I watch the Presidential debates and I listen. I sit in church and I listen. I read information on the internet and take it as sound ( a.k.a., I listen). I take in knowledge from every side while sorting through all of the junk to find truth. In realizing the danger of simply taking in information, I figured out something. People my age need some serious help.
Job 32:7 “I thought age should speak, and increased years should teach wisdom.”
I guess I never read that verse in this context. “I thought age should speak.” That got me thinking, how do people my age view wisdom? Do we even know how to find it?

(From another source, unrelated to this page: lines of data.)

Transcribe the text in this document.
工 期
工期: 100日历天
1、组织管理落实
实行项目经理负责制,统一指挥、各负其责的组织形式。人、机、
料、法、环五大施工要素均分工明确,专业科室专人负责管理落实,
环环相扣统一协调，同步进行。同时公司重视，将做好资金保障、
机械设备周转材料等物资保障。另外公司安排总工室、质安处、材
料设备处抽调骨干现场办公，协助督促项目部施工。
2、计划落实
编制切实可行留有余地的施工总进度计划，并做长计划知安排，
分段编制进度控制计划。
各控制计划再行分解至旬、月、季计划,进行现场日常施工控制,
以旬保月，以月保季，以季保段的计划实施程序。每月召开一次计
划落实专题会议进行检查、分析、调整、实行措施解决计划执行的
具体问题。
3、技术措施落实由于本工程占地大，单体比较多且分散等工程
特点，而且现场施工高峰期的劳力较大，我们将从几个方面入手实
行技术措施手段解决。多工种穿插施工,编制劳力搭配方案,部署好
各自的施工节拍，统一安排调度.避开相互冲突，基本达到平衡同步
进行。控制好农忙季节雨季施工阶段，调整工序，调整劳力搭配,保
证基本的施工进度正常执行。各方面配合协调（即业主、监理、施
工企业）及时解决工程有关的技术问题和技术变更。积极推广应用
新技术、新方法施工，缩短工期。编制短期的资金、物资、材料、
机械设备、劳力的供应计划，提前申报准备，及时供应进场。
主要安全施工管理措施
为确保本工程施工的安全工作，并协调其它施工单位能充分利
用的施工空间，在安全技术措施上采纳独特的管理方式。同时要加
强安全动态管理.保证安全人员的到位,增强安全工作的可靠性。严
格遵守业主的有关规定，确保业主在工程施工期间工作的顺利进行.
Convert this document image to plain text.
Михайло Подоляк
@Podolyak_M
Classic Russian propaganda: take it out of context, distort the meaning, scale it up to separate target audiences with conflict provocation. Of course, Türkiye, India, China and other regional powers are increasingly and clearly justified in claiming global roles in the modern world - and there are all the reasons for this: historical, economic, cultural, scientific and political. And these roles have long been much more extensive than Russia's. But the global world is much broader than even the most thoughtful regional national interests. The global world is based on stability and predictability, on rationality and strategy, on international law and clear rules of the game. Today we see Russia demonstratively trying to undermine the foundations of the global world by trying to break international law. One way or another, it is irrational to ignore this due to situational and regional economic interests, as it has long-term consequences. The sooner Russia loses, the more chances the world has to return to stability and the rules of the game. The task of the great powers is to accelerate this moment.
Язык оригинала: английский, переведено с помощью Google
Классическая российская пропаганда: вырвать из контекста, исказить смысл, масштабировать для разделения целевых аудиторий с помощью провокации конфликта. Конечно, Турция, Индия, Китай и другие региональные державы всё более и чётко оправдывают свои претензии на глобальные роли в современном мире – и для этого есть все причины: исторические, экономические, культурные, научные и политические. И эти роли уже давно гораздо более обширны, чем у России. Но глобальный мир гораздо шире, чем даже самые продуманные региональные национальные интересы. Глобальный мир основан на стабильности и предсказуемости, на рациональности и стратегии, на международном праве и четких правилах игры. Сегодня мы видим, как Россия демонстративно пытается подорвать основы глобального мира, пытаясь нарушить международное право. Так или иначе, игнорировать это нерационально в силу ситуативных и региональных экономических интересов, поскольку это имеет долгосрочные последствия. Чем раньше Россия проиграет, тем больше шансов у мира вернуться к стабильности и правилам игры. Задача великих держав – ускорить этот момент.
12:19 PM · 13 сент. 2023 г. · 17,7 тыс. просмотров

Enter Mrs. Hazel. She is my new (teacher/spit fire). I met her and immediately knew that I loved her. She has almost 50 years of life on me, but asked if I wanted to come to her Sunday School Class. How could I turn down a half of a century in lessons I need to learn? Now, I realize in the world of small groups, life groups, home groups, etc. that we seem to gravitate toward “like me” people. You know the ones that are doing life just like me. Did it ever occur to anybody else that we don’t need to be surrounded by people who are “just like me?” I know this is elementary but, drowning people don’t usually save drowning people.
God put it in HIS word that we are to LISTEN to age. WE are to find value in their experience. We are to appreciate their mistakes and victories and LEARN. That also means we are to find others who we are a few steps ahead of and help lead them. Wisdom cannot be applied unless it is sought. Information/knowledge is nothing if it is not heard.
We all need our fair share of wisdom.
To whom are you listening? Into whom are you pouring?